Anggota Komisi VII DPR RI Bambang Haryo Soekartono menyoroti kebijakan pembatasan jumlah wisatawan yang berkunjung ke Candi Borobudur, Jawa Tengah. Menurutnya, pembatasan tersebut telah berdampak pada penurunan signifikan jumlah wisatawan dan menurunnya aktivitas ekonomi masyarakat, terutama para pelaku UMKM di kawasan sekitar Borobudur.
“Kebijakan pembatasan menjadi 1.200 turis, baik domestik maupun internasional, sangat mempersulit masyarakat yang ingin berkunjung ke Candi Borobudur. Padahal, minat masyarakat sangat tinggi, baik wisatawan dalam negeri maupun mancanegara. Sekitar 80 persen dari wisatawan yang datang ke Jawa Tengah ingin berkunjung ke Borobudur,” ujar Bambang Haryo di sela kunjungan kerja Tim Panja Standarisasi Desa Wisata Komisi VII DPR RI di Desa Wisata Wanurejo, Kabupaten Magelang, Jawa Tengah, Jumat (7/11/2025).
Legislator dari Fraksi Gerindra ini menilai kebijakan pembatasan jumlah pengunjung tersebut telah menurunkan aktivitas pariwisata, sehingga berdampak langsung pada sektor ekonomi masyarakat sekitar. “Saya sangat prihatin karena ini menyebabkan penurunan yang drastis terhadap pariwisata di Borobudur. Masyarakat dan pelaku UMKM kehilangan banyak pengunjung dan konsumennya,” tuturnya.
Ia menyampaikan apresiasi terhadap langkah cepat Kementerian Kebudayaan di bawah kepemimpinan kabinet saat ini yang telah memberikan solusi untuk meningkatkan jumlah wisatawan. “Alhamdulillah, Kementerian Kebudayaan yang sekarang langsung membuat solusi cepat.
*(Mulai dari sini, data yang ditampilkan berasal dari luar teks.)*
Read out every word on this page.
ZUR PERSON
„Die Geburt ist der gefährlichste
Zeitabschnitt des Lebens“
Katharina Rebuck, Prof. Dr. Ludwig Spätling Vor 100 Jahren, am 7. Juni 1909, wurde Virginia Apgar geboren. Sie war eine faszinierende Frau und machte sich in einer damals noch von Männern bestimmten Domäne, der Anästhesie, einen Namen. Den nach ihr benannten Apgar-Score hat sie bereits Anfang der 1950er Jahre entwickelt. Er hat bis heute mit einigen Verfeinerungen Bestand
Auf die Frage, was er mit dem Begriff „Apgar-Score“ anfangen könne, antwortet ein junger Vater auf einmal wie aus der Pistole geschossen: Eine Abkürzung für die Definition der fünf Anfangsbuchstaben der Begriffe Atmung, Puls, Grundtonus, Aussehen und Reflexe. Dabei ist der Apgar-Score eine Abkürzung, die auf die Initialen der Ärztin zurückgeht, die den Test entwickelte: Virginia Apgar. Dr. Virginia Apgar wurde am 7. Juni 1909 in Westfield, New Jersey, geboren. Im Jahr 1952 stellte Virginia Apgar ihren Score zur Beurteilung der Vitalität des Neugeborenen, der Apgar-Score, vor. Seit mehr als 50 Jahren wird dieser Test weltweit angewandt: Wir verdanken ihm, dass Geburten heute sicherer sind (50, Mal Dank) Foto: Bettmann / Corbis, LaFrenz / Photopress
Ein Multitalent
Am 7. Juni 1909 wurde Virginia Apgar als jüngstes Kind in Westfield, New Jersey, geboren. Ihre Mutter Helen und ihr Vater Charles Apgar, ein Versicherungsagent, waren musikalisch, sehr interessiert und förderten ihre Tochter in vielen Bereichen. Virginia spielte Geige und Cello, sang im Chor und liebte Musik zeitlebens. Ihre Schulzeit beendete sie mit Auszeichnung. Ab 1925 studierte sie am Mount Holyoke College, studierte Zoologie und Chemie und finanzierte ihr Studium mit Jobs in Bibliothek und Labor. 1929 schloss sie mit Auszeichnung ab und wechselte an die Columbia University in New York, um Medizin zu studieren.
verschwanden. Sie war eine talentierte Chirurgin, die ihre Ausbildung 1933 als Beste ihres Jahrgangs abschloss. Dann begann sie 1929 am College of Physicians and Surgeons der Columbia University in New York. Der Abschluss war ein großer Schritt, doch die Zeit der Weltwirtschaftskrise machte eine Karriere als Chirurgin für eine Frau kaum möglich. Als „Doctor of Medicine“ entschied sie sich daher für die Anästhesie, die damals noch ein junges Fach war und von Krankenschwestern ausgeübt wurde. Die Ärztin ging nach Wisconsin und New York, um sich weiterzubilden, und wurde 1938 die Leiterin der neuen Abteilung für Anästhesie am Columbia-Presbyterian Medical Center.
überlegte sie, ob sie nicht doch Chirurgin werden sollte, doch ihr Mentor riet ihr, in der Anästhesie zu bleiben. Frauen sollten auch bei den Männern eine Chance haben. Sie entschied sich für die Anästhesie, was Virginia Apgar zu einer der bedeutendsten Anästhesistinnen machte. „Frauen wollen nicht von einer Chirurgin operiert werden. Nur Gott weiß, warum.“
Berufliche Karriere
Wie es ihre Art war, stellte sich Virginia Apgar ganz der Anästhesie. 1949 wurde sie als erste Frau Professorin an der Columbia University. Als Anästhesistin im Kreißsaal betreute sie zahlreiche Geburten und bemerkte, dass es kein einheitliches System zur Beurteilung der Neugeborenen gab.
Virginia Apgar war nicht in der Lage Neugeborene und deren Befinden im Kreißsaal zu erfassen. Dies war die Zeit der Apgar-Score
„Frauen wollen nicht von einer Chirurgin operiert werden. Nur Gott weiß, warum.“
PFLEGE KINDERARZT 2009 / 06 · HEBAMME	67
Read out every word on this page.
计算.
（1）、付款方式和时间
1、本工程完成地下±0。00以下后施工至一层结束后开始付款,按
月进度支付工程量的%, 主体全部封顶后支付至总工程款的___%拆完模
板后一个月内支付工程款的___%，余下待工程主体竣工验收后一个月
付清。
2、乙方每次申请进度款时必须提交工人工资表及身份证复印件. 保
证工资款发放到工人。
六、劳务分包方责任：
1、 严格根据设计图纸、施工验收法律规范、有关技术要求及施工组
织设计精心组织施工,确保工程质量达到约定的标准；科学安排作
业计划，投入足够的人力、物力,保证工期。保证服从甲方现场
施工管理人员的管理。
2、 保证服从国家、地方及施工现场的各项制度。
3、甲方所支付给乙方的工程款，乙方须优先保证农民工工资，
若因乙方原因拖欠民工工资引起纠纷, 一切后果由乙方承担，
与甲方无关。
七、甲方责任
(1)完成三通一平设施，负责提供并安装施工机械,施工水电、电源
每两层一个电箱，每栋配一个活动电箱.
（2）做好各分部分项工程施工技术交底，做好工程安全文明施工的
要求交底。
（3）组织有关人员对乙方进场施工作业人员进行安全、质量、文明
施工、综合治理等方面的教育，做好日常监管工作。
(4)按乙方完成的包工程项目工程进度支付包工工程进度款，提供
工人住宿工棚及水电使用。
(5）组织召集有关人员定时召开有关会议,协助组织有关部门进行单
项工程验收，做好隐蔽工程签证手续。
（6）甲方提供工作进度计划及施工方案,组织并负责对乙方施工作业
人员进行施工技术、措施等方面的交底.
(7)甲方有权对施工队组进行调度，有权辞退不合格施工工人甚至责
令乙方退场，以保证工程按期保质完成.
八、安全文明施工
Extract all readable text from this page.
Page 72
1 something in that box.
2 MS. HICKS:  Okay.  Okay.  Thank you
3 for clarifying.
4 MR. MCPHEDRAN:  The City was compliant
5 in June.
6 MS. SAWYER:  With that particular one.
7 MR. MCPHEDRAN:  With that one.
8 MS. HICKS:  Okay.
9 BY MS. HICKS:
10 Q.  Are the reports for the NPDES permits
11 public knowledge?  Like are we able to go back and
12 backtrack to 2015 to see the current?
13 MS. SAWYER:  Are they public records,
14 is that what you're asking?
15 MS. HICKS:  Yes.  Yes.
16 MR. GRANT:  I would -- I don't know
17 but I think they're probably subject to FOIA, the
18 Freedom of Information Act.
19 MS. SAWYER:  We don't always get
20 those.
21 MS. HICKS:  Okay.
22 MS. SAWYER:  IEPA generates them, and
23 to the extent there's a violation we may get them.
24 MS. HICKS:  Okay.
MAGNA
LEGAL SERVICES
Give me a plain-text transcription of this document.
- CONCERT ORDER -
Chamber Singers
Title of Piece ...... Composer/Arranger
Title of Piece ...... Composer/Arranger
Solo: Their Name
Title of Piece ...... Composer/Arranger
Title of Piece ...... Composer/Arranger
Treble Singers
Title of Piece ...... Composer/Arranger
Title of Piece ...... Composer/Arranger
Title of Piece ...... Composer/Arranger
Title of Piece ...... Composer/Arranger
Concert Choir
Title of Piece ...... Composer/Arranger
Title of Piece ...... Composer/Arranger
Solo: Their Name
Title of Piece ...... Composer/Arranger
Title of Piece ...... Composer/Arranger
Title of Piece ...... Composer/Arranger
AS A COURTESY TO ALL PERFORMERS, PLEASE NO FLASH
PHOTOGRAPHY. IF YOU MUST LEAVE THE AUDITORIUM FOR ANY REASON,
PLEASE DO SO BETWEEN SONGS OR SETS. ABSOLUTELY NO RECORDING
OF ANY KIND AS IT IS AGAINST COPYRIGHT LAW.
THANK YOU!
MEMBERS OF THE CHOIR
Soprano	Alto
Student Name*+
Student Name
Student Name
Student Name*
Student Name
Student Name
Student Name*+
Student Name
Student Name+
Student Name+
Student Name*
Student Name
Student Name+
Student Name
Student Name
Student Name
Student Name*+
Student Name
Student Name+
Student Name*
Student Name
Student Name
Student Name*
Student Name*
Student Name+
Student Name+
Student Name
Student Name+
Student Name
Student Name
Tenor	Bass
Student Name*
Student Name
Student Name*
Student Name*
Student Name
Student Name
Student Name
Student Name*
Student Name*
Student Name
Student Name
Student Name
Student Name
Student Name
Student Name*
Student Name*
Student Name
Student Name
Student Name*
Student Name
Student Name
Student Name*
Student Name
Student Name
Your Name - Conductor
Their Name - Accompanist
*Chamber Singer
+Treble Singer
Menteri Kebudayaan, Pak Fadli Zon, sudah membolehkan jumlah turis naik menjadi 4.000, dan bahkan sedang diajukan menjadi 5.000. Kami berharap bisa meningkat lagi hingga 10.000 wisatawan per hari seperti sebelum pandemi,” jelas Bambang.
Menurutnya, Candi Borobudur memiliki kemampuan dan kapasitas yang jauh lebih besar untuk menampung pengunjung. Ia mencontohkan sejumlah situs budaya dunia seperti candi di Vietnam dan Thailand, bahkan kawasan wisata seperti Penang Hill di Malaysia, yang tidak menerapkan pembatasan jumlah wisatawan.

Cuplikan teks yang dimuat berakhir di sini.